The potential to enable a more multi-dimensional depiction of a problem, a dive deep into the factors, and engaging experience through a game done right has had some repeated practice.  At Impact 2010, IBM introduced a new serious game called CityOne.  IBM’s previous serious game, Innov 8 BPM, put IT and business professionals in virtual business unit to understand different perspectives and test their hand at business process scenarios such as evaluating traffic patterns, supply chains, or call center design.  Their newest game in the series is designed to help players discover how to make their cities and industries grow smarter in comprehensive ways. Today’s cities consume an estimated 75 percent of the world’s energy and emit more than 80 percent of greenhouse gases.  City infrastructures that deliver vital services such as transportation, energy and water, must adopt new information and technologies to meet the needs of their growing populations.  According to Phaedra Boinodiris, senior game program director at IBM, CityOne is inspired by games such as SimCity and Civilization Revolution.  If SimCity introduced laymen to the world of urban planning, then CityOne looks to take that introduction to the next level and challenge people on how to better cope with complex modern problems.  Rather than building cities, players are asked to test the value of potential solutions and efficiently manage a city using business process management methods. For example, one mission involves a city where water usage has increased at twice the rate of population growth and supplies are becoming strained, costly, and polluted.  Players must institute a water management system that draws upon accurate real time data to make decisions on delivering a solution to the water issue.

Short CityOne video promo

CityOne is just one of several recent games designed to teach players new skills and solve real-world problems.  Previously highlighted ARG Evoke similarly incorporates real world data and information to help players collaboratively discover, weigh, and brainstorm potential solutions.  Says Evoke creator Jane McGonigal, “...in game environments we have these really sophisticated ways of working with other people and figuring out what each others’ strengths are, putting together a team where everybody has something important to contribute, coordinating globally in a virtual environment.
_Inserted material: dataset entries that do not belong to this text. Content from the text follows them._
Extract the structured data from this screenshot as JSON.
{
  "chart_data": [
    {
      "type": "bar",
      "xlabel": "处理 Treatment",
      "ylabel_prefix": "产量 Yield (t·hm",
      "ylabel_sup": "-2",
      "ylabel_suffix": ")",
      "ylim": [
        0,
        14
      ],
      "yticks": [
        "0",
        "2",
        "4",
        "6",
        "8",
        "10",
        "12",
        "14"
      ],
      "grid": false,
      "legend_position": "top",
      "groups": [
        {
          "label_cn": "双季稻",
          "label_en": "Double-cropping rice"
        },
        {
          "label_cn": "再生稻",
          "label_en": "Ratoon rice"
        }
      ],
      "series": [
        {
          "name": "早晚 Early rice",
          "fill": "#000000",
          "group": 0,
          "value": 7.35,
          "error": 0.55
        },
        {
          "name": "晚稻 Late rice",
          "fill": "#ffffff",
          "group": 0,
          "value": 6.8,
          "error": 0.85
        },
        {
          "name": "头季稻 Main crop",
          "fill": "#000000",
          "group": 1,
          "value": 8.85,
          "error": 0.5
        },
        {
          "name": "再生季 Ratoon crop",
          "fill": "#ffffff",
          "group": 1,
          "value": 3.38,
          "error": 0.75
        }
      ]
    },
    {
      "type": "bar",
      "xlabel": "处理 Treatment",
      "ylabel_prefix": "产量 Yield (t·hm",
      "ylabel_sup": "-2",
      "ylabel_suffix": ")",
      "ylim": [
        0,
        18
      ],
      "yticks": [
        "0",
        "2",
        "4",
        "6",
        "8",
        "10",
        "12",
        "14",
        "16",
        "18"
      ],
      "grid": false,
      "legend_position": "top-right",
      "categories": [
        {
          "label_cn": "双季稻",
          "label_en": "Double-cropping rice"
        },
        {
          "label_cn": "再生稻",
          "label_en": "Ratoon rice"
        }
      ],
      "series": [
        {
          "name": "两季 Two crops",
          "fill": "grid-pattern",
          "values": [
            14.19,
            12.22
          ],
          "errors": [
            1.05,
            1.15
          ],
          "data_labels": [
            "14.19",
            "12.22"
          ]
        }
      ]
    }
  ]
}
The idea is to make games that take those sophisticated ways of collaborating and apply those to real-world problems.. .games give us that sense of blissful productivity…. Neurochemically we’re kind of fired up … to take on challenges…. Games take us immediately out of a state of paralysis or alienation or depression and they switch on the positive ways of thinking. They trigger the brain to a state in which it’s possible to do good work. It’s possible to aspire to tough goals.”